Tips on proving this convergence.

Question

We have an inductively defined sequence $x_n=x_{n-1}+2y_{n-1}$ and $y_n=x_{n-1}+y_{n-1}$ where $x_n^2-2y_n^2=\pm 1$, where $x_0=1$ and $y_0=0$.

I need to prove that the sequence $\left(\frac{x_n}{y_n}\right)_{n=1}^\infty$ converges to $\sqrt2$.

Now I can see that $\left(\frac{x_n^2}{y_n^2}\right)_{n=1}^\infty$ converges to $2$, so that may be easier to prove.

It follows now that in order to prove this, $\forall\epsilon >0, \exists n>N$ s.t. $|\frac{x_n^2}{y_n^2}-2|<\epsilon$.

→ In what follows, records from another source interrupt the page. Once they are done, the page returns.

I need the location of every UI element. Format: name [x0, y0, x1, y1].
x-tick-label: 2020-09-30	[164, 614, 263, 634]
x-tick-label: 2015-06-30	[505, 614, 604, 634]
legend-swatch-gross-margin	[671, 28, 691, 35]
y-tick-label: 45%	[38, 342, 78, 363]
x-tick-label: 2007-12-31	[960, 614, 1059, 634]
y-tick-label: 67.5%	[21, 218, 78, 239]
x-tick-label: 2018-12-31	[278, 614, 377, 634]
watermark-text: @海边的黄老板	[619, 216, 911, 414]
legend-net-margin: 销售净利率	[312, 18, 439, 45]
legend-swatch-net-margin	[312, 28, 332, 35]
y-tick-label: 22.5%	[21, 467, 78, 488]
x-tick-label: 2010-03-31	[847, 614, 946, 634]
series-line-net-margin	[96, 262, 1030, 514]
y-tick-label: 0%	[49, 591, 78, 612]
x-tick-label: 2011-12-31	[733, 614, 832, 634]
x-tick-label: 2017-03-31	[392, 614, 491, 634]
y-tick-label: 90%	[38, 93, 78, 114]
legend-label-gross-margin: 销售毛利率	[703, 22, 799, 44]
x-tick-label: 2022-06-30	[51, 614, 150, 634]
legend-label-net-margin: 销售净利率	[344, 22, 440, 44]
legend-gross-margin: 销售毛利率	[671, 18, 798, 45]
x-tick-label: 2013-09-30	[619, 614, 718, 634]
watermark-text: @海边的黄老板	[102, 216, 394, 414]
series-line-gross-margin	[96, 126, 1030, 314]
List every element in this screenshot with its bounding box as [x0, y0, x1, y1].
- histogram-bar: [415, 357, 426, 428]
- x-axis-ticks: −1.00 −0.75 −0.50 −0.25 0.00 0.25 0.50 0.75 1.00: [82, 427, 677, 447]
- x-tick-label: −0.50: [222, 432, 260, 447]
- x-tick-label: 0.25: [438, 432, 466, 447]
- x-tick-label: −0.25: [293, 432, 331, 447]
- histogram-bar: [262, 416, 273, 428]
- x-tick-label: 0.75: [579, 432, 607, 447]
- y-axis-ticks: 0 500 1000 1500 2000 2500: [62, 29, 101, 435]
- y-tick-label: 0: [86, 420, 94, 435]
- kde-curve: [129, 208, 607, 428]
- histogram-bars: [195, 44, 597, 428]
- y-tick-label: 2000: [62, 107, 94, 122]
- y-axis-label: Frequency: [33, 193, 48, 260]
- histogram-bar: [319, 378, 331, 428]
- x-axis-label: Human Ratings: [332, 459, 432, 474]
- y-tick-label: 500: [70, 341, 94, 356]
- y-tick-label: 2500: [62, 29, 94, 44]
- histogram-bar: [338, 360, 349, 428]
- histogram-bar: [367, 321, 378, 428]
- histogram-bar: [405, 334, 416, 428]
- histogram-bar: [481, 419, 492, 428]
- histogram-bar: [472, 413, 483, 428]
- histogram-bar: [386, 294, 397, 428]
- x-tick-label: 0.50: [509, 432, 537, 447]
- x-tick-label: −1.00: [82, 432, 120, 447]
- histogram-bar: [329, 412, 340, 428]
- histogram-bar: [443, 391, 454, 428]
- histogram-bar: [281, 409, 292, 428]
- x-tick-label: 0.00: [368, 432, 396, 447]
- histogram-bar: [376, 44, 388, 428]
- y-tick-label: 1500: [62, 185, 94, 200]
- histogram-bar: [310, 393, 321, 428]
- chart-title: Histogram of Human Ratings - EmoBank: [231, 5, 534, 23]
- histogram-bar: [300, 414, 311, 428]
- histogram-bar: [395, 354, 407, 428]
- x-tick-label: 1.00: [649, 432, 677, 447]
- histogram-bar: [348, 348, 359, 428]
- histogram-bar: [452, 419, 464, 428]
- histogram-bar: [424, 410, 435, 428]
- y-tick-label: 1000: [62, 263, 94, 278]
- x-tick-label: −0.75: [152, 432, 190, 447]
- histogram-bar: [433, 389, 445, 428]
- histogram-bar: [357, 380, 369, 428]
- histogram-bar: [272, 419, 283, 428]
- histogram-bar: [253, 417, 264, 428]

Can anybody point me in the right direction for solving this?

Answer 1

That is not an equivalent statement. For example, $\{ (-1)^n \}$ doesn't converge, but the sequence of squares of each term converges to 1.

You will need to make an argument about the positive or negative nature of each term too. Once you've done that

Hint: $\frac {x_n ^2}{y_n^2} - 2 = \pm \frac {1}{y_n^2}$, and $y_n \rightarrow \pm \infty$, depending on your initial conditions.

Answer 2

The recursion can be written as $$ \begin{bmatrix}x_n\\y_n\end{bmatrix}=\begin{bmatrix}1&2\\1&1\end{bmatrix}\begin{bmatrix}x_{n-1}\\y_{n-1}\end{bmatrix} $$ The matrix has two eigenvalues: the roots of $\lambda^2-2\lambda-1=0$; that is, $\lambda=1\pm\sqrt{2}$.

The eigenvector with the eigenvalue of $1-\sqrt{2}$ is $$ \begin{bmatrix}1&2\\1&1\end{bmatrix}\color{#C00000}{\begin{bmatrix}\sqrt{2}\\-1\end{bmatrix}}=\begin{bmatrix}-2+\sqrt{2}\\-1+\sqrt{2}\end{bmatrix}=(1-\sqrt{2})\color{#C00000}{\begin{bmatrix}\sqrt{2}\\-1\end{bmatrix}} $$ The eigenvector with the eigenvalue of $1+\sqrt{2}$ is $$ \begin{bmatrix}1&2\\1&1\end{bmatrix}\color{#C00000}{\begin{bmatrix}\sqrt{2}\\1\end{bmatrix}}=\begin{bmatrix}2+\sqrt{2}\\1+\sqrt{2}\end{bmatrix}=(1+\sqrt{2})\color{#C00000}{\begin{bmatrix}\sqrt{2}\\1\end{bmatrix}} $$ Therefore, $$ \begin{align} \begin{bmatrix}x_n\\y_n\end{bmatrix} &=\begin{bmatrix}x_0\\y_0\end{bmatrix}\begin{bmatrix}1&2\\1&1\end{bmatrix}^n\\ &=\left(a\begin{bmatrix}\sqrt{2}\\1\end{bmatrix}+b\begin{bmatrix}\sqrt{2}\\-1\end{bmatrix}\right)\begin{bmatrix}1&2\\1&1\end{bmatrix}^n\\ &=a(1+\sqrt2)^n\begin{bmatrix}\sqrt{2}\\1\end{bmatrix}+b(1-\sqrt2)^n\begin{bmatrix}\sqrt{2}\\-1\end{bmatrix}\\ &=a(1+\sqrt2)^n\left(\color{#C00000}{\begin{bmatrix}\sqrt{2}\\1\end{bmatrix}+\frac{b}{a}(2\sqrt{2}-3)^n\begin{bmatrix}\sqrt{2}\\-1\end{bmatrix}}\right) \end{align} $$ Assuming $a\ne0$, what is the limit of $x_n/y_n$ in red?